Nie wszystkie treści z opublikowanych artykułów, odzwierciedlają poglądy admina..

STRONA TA ZOSTAŁA ZAŁOŻONA W CELU PROPAGOWANIA ZDROWEGO STYLU ŻYCIA I ODŻYWIANIA. NIECH MOJE BEZINTERESOWNE DZIAŁANIE PRZYSPORZY KORZYŚCI JAK NAJWIĘKSZEJ LICZBIE LUDZI I ZWIERZĄT. BO ZDROWIE SIĘ TYLKO TAKIE MA JAK SIĘ O NIE ZADBA.

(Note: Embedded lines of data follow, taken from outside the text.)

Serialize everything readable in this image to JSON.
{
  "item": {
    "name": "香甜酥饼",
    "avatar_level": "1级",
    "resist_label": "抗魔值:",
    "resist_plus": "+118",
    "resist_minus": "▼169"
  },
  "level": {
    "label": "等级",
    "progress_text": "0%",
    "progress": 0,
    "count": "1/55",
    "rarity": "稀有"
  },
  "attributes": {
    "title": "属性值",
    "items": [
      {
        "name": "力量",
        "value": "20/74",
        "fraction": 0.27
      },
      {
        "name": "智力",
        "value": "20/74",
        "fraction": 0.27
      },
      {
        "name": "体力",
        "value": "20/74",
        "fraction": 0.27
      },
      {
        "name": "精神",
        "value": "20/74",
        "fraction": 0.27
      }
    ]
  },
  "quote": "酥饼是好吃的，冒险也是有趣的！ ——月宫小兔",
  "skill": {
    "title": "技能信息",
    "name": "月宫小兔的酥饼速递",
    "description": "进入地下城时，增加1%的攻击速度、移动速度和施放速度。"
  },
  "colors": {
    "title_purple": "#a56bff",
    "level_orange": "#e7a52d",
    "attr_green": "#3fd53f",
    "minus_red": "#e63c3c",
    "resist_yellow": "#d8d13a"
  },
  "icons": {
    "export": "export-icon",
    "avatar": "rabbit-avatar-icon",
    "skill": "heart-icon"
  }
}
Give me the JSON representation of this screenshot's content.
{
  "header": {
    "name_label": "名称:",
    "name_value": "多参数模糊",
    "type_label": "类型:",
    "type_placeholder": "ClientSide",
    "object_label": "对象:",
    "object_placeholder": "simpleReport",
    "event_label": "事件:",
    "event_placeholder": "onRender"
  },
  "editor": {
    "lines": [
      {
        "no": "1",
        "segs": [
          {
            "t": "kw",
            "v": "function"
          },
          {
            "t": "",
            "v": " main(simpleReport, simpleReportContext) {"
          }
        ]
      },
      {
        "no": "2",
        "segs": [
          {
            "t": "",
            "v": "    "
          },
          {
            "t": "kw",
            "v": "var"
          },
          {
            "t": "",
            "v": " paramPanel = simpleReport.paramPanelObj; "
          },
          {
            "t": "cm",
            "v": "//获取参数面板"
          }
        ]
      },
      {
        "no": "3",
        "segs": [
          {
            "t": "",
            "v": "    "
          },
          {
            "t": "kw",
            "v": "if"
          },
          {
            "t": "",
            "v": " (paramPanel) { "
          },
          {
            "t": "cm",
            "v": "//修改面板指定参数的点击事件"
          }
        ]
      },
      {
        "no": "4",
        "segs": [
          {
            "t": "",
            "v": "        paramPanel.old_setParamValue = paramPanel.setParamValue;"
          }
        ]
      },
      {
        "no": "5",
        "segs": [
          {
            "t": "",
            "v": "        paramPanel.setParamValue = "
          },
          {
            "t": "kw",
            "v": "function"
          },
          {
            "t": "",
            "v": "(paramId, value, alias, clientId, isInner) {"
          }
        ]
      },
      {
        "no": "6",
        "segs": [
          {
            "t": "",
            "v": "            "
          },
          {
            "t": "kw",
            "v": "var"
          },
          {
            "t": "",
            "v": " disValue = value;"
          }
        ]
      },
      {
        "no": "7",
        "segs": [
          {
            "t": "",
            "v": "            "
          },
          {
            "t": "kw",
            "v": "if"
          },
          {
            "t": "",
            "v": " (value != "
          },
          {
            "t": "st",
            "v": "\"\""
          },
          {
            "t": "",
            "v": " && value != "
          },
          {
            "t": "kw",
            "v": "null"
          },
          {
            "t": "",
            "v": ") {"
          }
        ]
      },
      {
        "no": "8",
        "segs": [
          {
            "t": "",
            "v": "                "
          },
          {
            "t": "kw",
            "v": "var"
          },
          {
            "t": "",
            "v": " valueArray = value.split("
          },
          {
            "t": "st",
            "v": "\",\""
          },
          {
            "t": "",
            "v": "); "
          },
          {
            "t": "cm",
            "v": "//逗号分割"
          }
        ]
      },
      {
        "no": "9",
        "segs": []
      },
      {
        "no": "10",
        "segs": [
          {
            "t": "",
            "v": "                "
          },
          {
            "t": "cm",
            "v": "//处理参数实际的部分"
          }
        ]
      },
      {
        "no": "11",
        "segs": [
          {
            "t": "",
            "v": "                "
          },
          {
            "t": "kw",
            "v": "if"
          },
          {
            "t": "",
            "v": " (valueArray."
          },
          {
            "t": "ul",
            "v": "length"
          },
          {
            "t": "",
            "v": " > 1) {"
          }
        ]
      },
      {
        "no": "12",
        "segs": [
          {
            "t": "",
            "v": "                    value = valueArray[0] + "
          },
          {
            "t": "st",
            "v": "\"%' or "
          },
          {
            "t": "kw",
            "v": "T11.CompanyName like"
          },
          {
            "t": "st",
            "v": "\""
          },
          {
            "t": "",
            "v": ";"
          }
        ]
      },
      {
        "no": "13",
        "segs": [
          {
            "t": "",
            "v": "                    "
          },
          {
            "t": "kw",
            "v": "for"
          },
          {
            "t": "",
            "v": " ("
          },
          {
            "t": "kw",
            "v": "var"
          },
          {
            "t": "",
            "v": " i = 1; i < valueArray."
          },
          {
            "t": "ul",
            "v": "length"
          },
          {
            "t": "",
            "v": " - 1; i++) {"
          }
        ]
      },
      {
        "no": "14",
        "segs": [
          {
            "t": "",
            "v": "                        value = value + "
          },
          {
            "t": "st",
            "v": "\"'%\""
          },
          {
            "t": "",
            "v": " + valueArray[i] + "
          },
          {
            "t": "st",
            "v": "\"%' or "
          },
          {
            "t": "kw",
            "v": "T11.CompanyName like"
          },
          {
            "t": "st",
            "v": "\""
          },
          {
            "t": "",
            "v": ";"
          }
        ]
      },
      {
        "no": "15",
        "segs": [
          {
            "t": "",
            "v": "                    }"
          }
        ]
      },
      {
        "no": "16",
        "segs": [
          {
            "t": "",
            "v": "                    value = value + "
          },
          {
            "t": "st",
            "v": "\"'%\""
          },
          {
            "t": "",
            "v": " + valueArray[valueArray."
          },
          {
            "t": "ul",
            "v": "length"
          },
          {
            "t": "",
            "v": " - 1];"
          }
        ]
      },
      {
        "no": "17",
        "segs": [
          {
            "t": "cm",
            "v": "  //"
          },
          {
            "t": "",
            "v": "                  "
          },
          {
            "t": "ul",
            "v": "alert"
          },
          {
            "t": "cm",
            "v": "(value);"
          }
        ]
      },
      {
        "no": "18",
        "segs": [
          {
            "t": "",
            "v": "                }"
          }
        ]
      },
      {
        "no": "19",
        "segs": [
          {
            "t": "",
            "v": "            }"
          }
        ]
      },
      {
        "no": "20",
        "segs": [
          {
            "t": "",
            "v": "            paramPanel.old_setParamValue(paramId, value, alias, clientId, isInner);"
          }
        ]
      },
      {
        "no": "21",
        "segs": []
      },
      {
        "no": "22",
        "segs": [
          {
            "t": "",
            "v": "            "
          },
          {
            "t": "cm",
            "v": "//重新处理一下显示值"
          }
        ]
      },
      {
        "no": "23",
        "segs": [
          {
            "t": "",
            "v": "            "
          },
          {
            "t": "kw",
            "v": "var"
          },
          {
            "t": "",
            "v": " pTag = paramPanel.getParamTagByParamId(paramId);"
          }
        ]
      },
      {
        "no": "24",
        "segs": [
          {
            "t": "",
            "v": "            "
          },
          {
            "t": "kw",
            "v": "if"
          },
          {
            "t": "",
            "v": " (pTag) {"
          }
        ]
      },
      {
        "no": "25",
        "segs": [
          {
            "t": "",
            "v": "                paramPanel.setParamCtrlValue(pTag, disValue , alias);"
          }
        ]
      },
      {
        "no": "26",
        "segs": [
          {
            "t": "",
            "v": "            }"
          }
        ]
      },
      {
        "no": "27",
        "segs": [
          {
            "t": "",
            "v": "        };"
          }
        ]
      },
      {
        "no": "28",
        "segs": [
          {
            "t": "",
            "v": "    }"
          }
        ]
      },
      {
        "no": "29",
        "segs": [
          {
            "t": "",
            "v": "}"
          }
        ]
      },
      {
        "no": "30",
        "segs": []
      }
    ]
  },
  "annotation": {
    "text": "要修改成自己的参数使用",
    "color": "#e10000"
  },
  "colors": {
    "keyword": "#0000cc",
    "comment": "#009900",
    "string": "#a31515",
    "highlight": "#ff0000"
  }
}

czwartek, 8 listopada 2018

PiS przedłuża stosowanie pasz GMO o kolejne 5 lat!

Ilustracja

„PiS przedłuża możliwość stosowania pasz GMO o kolejne 5 lat. To już 12 lat wymówek i okłamywania wyborców” – mówi oburzona Jolanta Dal, rolniczka i radna z podkarpackiego.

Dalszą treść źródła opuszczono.